We saved some of the sod to form rows between plots and gave the rest away to locals who needed it.
I am really excited to be a part of such a great project and can’t wait to see how it evolves and grows in the coming weeks and most especially once the gardens are planted and on their way to making food and building relationships within the community.
This is one of the smartest rain barrel contraptions I have seen, spotted at the Alex Wilson Community Garden here in Toronto. They don’t have access to a downspout but turned that around by setting up some kind of pipe system that funnels rainwater into this massive tub that also probably collect some amount of rain due to the large surface area. The multi-tiered system allows a great deal of water to be stored long-term.
Unfortunately, the following story about this particular rain barrel might turn some off the idea of contructing one in the first place. I think it just adds to the charming surprise of city gardening. Apparently when the system was first constructed, and before it had a protective mesh top, a friend of a friend arrived at his plot one day to find a nude man emersed in the “tub” taking a bath!
I often dream of hens clucking around in a small garden pecking at bugs and laying fresh, organic eggs but alas that is not going to happen living in the cold, white north with no backyard or shelter against raccoons and minus will-it-never-end winters. And seriously, that was an actual question. Will winter never end? I see photos online of people working outside in tank tops and flip flops. Dangling their springy, warm weather like an evil, tortuous carrot. We’re still wearing layers and big jackets over here people! Local weather reports keep reminding me that it is unseasonably cold. Yeah, that’s the kind of thing I like to hear. That and the words “possible flurries.” But I digress (a lot). I found the book “Keep Chickens!” by Barbara Kilarski at Pistils Nursery in Portland, Oregon and while I can not provide a full review it looked like a very thorough introduction and resource to urban chicken-keeping.
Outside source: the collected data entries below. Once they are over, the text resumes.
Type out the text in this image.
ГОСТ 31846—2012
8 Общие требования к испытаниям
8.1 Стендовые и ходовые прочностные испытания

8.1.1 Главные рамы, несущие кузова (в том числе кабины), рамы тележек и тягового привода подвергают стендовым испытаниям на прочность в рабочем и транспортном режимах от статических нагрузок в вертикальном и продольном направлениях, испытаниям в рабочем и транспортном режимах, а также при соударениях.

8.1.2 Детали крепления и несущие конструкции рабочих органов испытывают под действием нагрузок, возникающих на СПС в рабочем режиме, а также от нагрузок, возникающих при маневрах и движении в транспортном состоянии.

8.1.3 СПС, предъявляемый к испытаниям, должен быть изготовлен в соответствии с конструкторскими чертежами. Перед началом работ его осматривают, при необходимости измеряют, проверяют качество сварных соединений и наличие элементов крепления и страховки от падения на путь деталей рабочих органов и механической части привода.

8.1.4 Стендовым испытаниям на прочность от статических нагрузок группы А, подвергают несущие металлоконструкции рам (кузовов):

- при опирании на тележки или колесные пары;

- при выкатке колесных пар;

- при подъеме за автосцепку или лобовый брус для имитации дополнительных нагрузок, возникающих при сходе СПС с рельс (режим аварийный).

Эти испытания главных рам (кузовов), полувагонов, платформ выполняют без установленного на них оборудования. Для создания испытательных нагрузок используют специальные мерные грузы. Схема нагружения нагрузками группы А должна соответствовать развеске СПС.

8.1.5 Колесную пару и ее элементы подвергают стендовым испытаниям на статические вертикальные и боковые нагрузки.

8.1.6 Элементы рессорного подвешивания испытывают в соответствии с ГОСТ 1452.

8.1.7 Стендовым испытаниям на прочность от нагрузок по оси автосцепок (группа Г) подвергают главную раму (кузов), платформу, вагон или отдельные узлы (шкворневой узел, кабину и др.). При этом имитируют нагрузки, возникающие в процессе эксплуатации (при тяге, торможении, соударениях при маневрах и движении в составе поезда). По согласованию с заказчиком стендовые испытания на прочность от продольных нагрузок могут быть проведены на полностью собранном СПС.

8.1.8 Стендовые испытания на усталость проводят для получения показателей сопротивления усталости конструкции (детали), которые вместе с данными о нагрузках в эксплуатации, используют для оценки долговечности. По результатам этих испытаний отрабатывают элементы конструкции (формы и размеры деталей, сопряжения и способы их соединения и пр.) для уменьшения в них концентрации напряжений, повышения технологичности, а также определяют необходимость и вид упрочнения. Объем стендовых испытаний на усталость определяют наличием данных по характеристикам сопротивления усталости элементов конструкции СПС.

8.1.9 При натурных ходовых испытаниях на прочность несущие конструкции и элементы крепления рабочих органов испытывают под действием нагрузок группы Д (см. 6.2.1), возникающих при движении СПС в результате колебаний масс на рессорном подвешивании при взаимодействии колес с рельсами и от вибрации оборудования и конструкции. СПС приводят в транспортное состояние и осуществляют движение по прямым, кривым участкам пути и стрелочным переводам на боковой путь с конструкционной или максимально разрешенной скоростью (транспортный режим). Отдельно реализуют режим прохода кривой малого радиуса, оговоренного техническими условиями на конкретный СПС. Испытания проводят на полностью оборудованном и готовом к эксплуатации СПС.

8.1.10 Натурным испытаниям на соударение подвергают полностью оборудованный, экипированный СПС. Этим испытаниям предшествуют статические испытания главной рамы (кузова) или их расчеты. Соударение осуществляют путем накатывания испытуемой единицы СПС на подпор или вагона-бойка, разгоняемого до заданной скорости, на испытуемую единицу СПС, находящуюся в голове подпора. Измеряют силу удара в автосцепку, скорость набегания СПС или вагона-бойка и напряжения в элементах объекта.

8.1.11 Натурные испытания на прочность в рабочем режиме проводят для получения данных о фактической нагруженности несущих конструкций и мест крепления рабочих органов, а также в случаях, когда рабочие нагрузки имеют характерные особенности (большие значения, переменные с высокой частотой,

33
The ultra modern, ultra stylish, and ultra expensive Eglu is not helping to curb the fantasy one bit. It’s like an imac for chickens!
Over the long weekend we happened upon an open garage door while walking through a Toronto alley. Two large bird coops lined the side walls. So strong is my chicken-keeping itch that it took me half a minute to clue in that those were not chickens cooing back at me but fancy pigeons. After five years, I think I’ve finally solved the mystery of turkey pigeon!